Yargıtay Kararı 11. Ceza Dairesi 2016/4021 E. 2018/9193 K. 19.11.2018 T.

YARGITAY KARARI
DAİRE : 11. Ceza Dairesi
ESAS NO : 2016/4021
KARAR NO : 2018/9193
KARAR TARİHİ : 19.11.2018

MAHKEMESİ :Asliye Ceza Mahkemesi
SUÇ : Vergi Usul Kanunu’na muhalefet
HÜKÜM : Mahkumiyet

1- …Temizlik Gıda Özel Güvenlik Sistemleri Tur. San. Ve Tic.
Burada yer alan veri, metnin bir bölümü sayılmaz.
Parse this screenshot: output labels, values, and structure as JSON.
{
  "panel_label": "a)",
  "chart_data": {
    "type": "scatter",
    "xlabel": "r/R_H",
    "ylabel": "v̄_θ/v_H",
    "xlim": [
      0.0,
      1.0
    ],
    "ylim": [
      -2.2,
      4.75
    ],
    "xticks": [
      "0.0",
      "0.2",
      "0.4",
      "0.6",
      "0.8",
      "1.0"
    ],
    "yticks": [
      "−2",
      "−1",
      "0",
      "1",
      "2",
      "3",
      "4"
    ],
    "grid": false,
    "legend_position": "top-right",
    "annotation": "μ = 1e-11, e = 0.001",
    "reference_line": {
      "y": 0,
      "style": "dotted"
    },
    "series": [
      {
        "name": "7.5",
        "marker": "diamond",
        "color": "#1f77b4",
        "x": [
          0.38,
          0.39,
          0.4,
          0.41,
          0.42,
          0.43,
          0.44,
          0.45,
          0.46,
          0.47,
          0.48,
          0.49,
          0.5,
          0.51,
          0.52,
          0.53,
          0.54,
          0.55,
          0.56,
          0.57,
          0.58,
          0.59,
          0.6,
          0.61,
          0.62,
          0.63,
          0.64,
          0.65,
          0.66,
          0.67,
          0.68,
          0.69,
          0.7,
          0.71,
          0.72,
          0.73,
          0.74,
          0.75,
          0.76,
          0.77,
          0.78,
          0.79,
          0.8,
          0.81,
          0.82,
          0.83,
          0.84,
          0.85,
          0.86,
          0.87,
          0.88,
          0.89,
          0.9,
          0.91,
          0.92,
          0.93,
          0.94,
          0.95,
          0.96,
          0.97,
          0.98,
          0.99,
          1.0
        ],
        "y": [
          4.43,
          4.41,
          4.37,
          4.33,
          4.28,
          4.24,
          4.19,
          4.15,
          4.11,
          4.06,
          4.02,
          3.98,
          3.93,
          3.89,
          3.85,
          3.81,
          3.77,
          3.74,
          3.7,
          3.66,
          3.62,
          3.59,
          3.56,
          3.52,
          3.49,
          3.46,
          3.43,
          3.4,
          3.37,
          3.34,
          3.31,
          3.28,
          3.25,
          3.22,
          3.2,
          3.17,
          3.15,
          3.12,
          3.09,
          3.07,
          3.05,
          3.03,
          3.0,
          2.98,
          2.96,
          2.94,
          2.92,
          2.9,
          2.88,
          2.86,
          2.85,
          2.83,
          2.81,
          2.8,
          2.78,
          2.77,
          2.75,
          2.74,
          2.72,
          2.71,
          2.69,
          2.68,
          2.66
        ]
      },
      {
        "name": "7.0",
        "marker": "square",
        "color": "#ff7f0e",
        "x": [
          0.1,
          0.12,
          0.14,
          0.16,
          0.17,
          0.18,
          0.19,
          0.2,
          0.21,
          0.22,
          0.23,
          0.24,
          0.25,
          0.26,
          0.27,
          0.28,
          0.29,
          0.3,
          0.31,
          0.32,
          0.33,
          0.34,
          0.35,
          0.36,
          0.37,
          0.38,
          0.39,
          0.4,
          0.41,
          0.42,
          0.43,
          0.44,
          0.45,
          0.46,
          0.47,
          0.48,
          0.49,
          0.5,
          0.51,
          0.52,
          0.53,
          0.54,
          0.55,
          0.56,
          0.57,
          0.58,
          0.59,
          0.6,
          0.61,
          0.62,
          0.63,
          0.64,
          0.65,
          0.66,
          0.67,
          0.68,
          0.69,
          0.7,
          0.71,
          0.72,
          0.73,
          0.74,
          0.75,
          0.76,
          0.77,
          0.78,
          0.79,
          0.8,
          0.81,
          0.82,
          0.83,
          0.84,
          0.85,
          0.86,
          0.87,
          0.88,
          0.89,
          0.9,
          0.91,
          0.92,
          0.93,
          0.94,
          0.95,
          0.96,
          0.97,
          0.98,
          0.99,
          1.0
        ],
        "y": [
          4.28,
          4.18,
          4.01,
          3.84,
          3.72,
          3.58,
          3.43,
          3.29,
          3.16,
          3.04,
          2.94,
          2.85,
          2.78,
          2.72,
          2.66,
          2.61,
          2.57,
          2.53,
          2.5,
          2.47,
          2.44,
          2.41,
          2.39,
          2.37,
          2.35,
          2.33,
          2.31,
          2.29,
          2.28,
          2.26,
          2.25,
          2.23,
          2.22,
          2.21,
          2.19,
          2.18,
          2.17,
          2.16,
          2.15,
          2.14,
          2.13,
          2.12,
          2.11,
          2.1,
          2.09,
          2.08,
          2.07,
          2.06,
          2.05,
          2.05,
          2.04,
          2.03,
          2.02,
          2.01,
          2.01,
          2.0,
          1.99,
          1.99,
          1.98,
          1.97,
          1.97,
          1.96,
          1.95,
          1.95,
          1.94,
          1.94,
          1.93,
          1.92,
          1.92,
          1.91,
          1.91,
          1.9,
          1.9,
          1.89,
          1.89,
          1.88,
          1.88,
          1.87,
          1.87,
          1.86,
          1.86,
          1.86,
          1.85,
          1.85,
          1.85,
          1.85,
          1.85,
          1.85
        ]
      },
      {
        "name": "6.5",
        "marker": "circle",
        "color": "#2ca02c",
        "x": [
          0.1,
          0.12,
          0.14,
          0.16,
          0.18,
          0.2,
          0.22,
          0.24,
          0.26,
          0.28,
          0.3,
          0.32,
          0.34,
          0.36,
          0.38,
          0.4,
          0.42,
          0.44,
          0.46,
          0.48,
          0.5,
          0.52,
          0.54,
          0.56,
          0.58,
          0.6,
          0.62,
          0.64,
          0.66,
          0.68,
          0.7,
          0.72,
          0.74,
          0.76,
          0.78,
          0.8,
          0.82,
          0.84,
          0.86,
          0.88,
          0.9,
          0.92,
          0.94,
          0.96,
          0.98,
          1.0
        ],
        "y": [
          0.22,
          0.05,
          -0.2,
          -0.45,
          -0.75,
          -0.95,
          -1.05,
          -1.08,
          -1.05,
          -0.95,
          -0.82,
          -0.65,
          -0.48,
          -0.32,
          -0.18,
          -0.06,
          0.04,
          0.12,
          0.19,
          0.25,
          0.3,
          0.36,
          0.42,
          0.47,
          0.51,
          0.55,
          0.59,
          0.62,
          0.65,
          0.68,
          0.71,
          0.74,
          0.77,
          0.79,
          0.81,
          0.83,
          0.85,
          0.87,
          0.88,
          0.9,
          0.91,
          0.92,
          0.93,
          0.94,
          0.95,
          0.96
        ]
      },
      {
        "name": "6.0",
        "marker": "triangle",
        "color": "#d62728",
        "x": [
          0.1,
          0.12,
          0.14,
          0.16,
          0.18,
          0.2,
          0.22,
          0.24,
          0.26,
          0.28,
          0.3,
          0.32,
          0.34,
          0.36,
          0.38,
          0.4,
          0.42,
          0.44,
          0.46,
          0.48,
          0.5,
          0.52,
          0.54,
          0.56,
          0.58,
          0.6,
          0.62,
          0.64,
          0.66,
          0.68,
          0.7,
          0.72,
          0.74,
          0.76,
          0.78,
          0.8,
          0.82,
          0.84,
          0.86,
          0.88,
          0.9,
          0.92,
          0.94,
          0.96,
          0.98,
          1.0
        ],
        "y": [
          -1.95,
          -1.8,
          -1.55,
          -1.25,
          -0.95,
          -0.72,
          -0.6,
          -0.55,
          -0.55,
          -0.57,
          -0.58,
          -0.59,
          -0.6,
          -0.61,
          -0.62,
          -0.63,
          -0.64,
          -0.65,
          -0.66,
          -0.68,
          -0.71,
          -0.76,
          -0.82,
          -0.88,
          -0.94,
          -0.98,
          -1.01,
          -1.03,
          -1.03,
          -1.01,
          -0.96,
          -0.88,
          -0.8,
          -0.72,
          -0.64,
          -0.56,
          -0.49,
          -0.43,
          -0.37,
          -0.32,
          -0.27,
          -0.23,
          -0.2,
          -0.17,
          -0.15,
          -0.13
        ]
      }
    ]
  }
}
Ltd. Şti. isimli şirket yetkilisi olan sanığa, 2005 takvim yılına ait defter ve belgelerini ibrazı talebini içerir, 19.03.2010 tarih ve VDENY-2010-1515/51 sayılı isteme yazısı 22.03.2010 tarihinde işyerinde çalışanına tebliğ edilmesine karşın yasal süresi içerisinde defter ve belgeleri ibraz etmediğinden bahisle açılan kamu davasında; sanığın aşamalarda alınan savunmalarında, şirkete ait defter ve belgelerin taşınma esnasında şirkete ait araç ile birlikte çalındığını beyan ederek suçlamaları kabul etmemesi, dosya kapsamına göre sanığın savunmasında bahsettiği 27.04.2009 tarihinde defter ve belgelerin ibrazı talebi öncesinde gerçekleşen hırsızlık olayına ilişkin soruşturmanın Karşıyaka Cumhuriyet Başsavcılığı‘nın 2009/7960 Soruşturma sırasında daimi aramada bulunduğu ve ticari belgelerin zayiine dair Ticaret Mahkemesinden karar verildiğinin anlaşılması karşısında, 213 sayılı VUK’nin 253. maddesine göre ilgili bulundukları yılı takip eden yıldan başlayarak beş yıl süre ile muhafaza edilmesi mecburiyeti bulunan defter ve belgelerin, aynı Kanun’un 13. maddesinde düzenlenen mücbir sebep kapsamında kalan nedenden dolayı ibraz edilmediği anlaşılmakla, sanığın atılı suçtan beraati yerine mahkumiyetine hükmedilmesi,
2- Kabule göre de;
a) Ayrıntıları Yargıtay Ceza Genel Kurulu’nun 06.05.2008 tarih ve 2007/27-2008/95 sayılı kararında açıklandığı üzere, adli sicilden silinme koşulları gerçekleşen mahkumiyet kararlarının hükmün açıklanmasının geri bırakılmasına engel olmayacağı cihetle, sanığın adli sicil kaydında bulunan sabıkasının silinme koşullarının gerçekleşip gerçekleşmediği araştırılıp, sonucuna göre sanık hakkında CMK’nin 231. maddesinin aradığı objektif ve sübjektif şartlar karar yerinde tartışılarak hükmün açıklanmasının geri bırakılmasına karar verilip verilmeyeceğinin değerlendirilmemesi,
b) Kısa karardaki hüküm fıkrasında uygulama maddesinin 213 sayılı VUK‘nin “359/a-2 maddesi“ yerine, “259/a-2 maddesi“ şeklinde yanlış gösterilmesi,
c) Mahkum olduğu uzun süreli hapis cezası ertelenen sanık hakkında, 5237 sayılı TCK’nin 53. maddesinin 3. fıkrası uyarınca aynı maddenin 1. fıkrasındaki yazılı hak yoksunluklarına hükmedilmesi gerektiğinin gözetilmemesi,
Bozmayı gerektirmiş, sanık müdafiinin temyiz itirazları bu itibarla yerinde görülmüş olduğundan, hükmün bu sebeplerden dolayı 5320 sayılı Yasanın 8/1. maddesi gereğince uygulanması gereken 1412 sayılı CMUK’nin 321. maddesi uyarınca BOZULMASINA, 19.11.2018 tarihinde oy birliğiyle karar verildi.